Veljko Onjin, Installation View No. 407, lambda print, 2003.
In the last couple of years, a number of the emerging artists at the Belgrade art scene base their productions upon their relationships with the world of media. Although it encompasses a wide array of positions and approaches, they are all characterized by the ethical and æsthetic ambivalence towards the technological aspects of the media they operate within, towards their contents and their sense and, finally, towards their own authorial positions. And while the scope and the degree of self-consciousness which breeds that ambivalence certainly vary from one artist to the other, a thought-provoking example of this new trend is the Installation View project by Veljko Onjin that was recently presented at the DKSG Gallery in Belgrade.
Installation View is a series of Veljko Onjin’s digital 3D objects composed into photographs that emulate the photo documentation of his sculptures, installations and performances as presented at prestigious international shows. This project builds its identity on self-cancellation, thus revealing the two crucial facts of artistic success: that intensive monitoring and understanding of art scene is essential for surviving on it, and that representation of an artist’s production can be far more critical career-wise than the quality of documented works. However, Onjin’s thematization of artistic pragmatism that might seem obscene only if perceived out of context of the world that necessitates it, is neither programmatic nor moralizing.

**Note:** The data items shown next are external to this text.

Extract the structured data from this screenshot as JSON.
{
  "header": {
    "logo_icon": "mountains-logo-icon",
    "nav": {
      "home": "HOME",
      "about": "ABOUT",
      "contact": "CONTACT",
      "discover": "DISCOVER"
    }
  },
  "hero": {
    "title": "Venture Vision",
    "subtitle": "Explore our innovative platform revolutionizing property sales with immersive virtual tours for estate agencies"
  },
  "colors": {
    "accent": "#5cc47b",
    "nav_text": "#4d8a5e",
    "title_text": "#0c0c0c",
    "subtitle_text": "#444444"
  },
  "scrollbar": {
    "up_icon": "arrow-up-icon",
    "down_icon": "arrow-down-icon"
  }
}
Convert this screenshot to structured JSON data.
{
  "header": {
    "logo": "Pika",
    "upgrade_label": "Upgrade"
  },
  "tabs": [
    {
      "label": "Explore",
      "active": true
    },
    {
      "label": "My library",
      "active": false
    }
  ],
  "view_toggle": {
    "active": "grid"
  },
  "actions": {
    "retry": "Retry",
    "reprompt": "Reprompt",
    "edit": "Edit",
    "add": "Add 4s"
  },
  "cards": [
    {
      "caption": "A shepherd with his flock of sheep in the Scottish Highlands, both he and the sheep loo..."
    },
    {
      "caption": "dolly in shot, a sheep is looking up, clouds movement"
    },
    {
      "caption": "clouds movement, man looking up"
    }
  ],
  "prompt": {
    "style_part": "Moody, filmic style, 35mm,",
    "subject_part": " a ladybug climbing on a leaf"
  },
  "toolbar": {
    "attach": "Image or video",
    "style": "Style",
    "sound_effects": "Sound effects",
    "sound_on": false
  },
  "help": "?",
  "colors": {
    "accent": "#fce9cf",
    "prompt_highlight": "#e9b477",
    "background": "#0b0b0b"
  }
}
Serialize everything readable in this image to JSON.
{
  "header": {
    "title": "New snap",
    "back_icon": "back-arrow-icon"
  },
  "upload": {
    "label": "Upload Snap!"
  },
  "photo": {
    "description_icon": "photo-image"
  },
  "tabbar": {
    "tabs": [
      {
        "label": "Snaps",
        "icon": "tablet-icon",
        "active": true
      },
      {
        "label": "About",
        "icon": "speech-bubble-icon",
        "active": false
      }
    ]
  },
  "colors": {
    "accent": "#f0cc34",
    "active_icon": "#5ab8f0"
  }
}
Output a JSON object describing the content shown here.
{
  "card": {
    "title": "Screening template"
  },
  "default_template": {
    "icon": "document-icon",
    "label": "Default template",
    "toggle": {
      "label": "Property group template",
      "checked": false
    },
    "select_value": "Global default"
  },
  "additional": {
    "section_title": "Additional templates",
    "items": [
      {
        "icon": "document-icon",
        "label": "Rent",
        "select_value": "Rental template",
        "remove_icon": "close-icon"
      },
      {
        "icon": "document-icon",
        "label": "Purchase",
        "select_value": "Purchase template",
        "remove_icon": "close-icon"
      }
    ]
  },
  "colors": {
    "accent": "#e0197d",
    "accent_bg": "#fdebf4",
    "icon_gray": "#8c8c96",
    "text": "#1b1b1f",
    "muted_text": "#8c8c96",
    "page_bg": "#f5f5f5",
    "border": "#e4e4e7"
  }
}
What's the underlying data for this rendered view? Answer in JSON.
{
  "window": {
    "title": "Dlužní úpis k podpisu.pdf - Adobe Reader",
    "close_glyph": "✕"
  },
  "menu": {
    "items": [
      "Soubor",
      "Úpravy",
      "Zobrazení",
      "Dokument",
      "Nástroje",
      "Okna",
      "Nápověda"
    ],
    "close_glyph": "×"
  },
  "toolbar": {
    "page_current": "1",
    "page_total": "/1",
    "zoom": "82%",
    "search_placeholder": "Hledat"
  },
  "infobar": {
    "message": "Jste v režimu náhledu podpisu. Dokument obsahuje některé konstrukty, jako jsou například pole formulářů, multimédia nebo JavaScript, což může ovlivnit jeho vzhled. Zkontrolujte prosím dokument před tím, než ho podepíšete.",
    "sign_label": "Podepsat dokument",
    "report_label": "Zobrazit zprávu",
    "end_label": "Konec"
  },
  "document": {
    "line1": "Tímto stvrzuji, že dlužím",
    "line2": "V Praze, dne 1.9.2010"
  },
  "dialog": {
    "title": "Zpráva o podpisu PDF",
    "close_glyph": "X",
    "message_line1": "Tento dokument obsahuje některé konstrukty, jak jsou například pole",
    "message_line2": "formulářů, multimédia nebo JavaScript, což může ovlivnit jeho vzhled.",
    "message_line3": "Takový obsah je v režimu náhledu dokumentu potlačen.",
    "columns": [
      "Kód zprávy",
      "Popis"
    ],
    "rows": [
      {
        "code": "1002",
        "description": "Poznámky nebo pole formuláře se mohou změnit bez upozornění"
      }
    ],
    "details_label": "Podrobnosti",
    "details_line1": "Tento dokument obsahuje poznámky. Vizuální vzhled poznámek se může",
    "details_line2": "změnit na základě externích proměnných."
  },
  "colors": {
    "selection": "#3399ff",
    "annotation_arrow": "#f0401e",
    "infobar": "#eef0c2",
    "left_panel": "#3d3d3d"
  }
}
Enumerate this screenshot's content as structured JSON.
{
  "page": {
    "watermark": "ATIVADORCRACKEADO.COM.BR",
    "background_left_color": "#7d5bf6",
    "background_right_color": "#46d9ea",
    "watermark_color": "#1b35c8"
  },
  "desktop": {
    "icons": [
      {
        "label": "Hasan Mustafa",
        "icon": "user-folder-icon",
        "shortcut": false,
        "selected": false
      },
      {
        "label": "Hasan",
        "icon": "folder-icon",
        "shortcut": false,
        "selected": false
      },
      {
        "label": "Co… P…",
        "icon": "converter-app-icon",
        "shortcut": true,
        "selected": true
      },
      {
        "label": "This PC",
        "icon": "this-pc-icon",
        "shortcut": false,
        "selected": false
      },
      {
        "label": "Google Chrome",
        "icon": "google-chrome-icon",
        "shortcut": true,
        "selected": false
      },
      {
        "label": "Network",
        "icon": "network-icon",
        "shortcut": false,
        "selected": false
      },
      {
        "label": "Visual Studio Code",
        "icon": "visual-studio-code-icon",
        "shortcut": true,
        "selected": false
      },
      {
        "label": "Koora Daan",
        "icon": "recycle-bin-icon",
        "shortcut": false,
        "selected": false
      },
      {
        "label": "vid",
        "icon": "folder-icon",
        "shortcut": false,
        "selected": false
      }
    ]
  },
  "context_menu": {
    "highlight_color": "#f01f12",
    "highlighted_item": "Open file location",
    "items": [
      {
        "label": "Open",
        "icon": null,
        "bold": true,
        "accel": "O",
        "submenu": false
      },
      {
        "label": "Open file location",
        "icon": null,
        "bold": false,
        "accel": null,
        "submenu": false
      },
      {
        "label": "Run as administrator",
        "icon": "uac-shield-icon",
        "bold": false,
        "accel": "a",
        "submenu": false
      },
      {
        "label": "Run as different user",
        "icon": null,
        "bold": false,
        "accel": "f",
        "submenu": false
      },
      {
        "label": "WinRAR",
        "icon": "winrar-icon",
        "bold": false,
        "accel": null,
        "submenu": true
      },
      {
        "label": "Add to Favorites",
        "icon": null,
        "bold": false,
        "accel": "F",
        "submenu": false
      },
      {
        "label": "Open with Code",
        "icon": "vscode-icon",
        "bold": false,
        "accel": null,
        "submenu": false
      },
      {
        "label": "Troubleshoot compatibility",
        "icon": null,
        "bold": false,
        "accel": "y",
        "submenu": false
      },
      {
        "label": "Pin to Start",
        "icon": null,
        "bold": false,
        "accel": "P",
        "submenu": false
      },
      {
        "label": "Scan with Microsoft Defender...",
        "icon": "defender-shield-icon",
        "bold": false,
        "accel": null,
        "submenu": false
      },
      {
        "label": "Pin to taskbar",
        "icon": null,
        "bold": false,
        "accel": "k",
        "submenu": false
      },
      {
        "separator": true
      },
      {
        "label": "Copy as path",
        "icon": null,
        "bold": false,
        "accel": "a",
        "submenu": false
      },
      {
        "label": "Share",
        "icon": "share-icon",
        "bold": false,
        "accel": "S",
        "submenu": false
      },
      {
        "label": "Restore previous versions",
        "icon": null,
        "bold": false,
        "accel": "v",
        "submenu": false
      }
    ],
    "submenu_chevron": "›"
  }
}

Doubts that accompany artists’ attempt of distancing toward requirements of the trade are employed by the artist as a natural mise-en-scene for a vigorous demonstration of pure, uninhibited creative joy.
Onjin’s objects and animations merge the horror of ghastly snuff traumas with adolescent lustfulness and myths of omnipotence in hyper-existentialist design of computer games. The nasty, intimidating forms and actions of freakishly regressive mutants, although ironic, are packed with the sour appeal of transgression that brings the illusion of sense to our everyday actions, remaining one of the major artistic challenges. But simulating transgression within the gallery space which automatically immunizes it by making it socially acceptable, functions as a critique of the naivety of art practices that attempt to correspond with the world through excess.
In the production of his bizarre memories of the future, Veljko Onjin establishes a different, more consequent and far more relevant contact with reality. By creatively ‘abusing’ the digital environment, whose crucial influence to our structuring and understanding of the world largely surpasses that of traditional arts, Onjin transforms and relativizes reality, endowing it with virtuality that is constructed by layering of previously unknown truths.
Culture - Art - Science No. 40/LI, 12 January, Politika, Belgrade, 2008, p. 12.